# Wavefunction questions

1. Nov 18, 2013

1. The problem statement, all variables and given/known data
Ok the problem is this bad boy:
ψ(x) = \begin{cases}
A & \text{for $|x| < d$} \\
0 & \text{for $|x|>d$} \\
\end{cases}

2. Relevant equations

(a)Find a value of A which makes the wavefunction normalized.
(b)Find the momentum wavefunction ψ'(p).
(c)what is the relationship between d, the half width of the position probability distribution and the half-width of the momentum probability distribution. is this relationship consistent with the Heisenberg uncertainty principle?
(d)If the momentum of the particle is measured, what is the probability of it being observed moving to the right?

3. The attempt at a solution
(a) Well to normalize it I tried to break up the peicewise, such that I would get two integrals, one from neg infinity to d the other d to infinity. the one from d to infinity drops out because of the zero. so I am left with an integral that diverges? I dont know where I went wrong.

(b)no idea how to do this.. please start me off.

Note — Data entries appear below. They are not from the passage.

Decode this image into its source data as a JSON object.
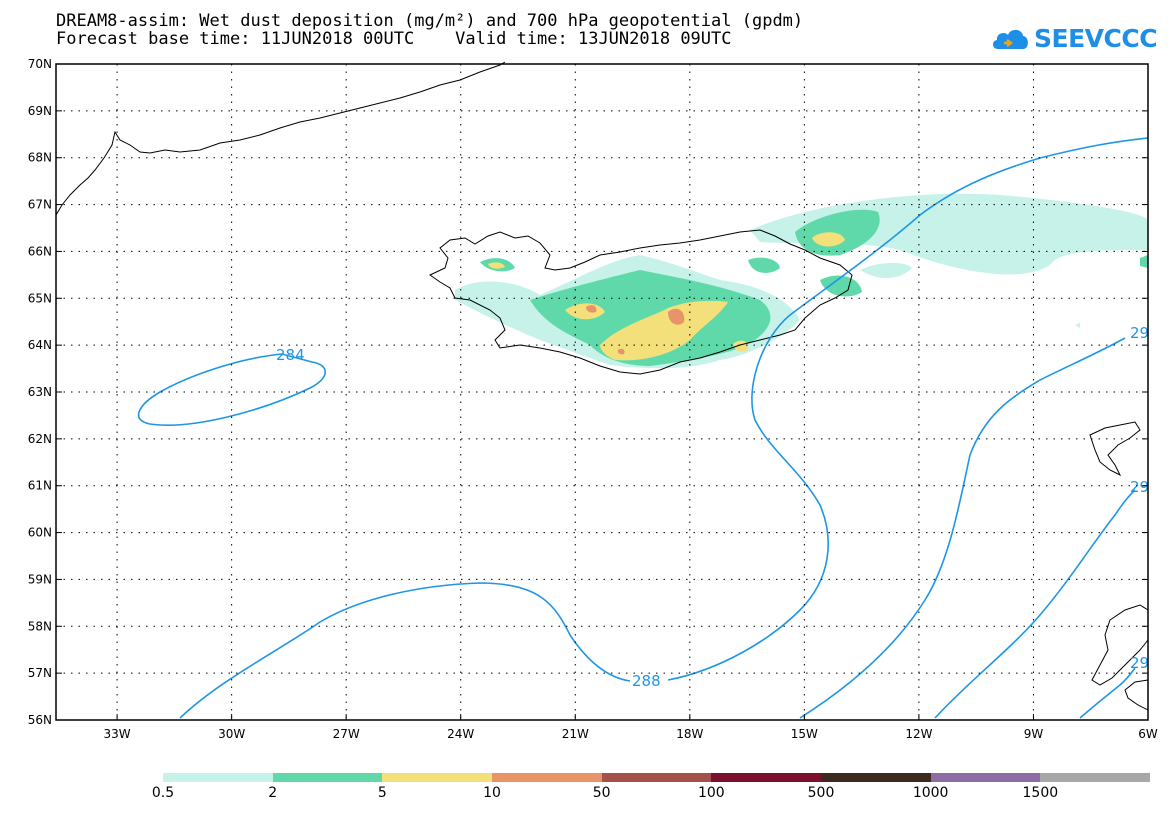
{
  "title_line1": "DREAM8-assim: Wet dust deposition (mg/m²) and 700 hPa geopotential (gpdm)",
  "title_line2": "Forecast base time: 11JUN2018 00UTC    Valid time: 13JUN2018 09UTC",
  "logo_text": "SEEVCCC",
  "lat_labels": [
    "70N",
    "69N",
    "68N",
    "67N",
    "66N",
    "65N",
    "64N",
    "63N",
    "62N",
    "61N",
    "60N",
    "59N",
    "58N",
    "57N",
    "56N"
  ],
  "lon_labels": [
    "33W",
    "30W",
    "27W",
    "24W",
    "21W",
    "18W",
    "15W",
    "12W",
    "9W",
    "6W"
  ],
  "contour_labels": [
    "284",
    "288",
    "29",
    "29",
    "29"
  ],
  "colorbar": {
    "labels": [
      "0.5",
      "2",
      "5",
      "10",
      "50",
      "100",
      "500",
      "1000",
      "1500"
    ],
    "colors": [
      "#c6f2ea",
      "#5fd9aa",
      "#f3e07a",
      "#e9936b",
      "#a55049",
      "#7a0f2e",
      "#3c2a20",
      "#8d6ba3",
      "#a7a7a7"
    ]
  },
  "colors": {
    "contour": "#1e96e6",
    "coast": "#000000",
    "frame": "#000000"
  }
}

(c) Perhapes once I get the momentum wave function this will be become apparent? if not can someone start me off?

(d) Do I just apply the uncertainty principle? ΔxΔp>=hbar/2 ??

thanks for all the help!!!

2. Nov 18, 2013

### Dick

Just exactly how did you get an integral that diverges for a)? ψ(x) is also zero for x<-d. I'm assuming this is a 1 dimensional problem. Show your work, ok?

3. Nov 19, 2013

∫(from -∞ to d) A^2dx = 1

This integral has no answer and no way to solve for A?

4. Nov 19, 2013

### Dick

The problem says ψ(x)=0 if |x|>d. That means if x<(-d) then ψ(x)=0. You only integrate A^2 from -d to +d. Do you know what |x| means?

5. Nov 19, 2013

yes aboslute value.

So A = i/sqrt(2d) ?

6. Nov 19, 2013

### Dick

I would have said A=1/sqrt(2d), not i/sqrt(2d), but that works as well. But why did you put the i in?

7. Nov 19, 2013

dont know... haha. YA I got the answer now thank you!!

so part b says Find the momentum wavefunction ψ'(p).

How can i do this?

8. Nov 19, 2013

### Dick

The momentum wavefunction is related to position wavefunction by a Fourier transform. You might have to do some research on this if you didn't know that.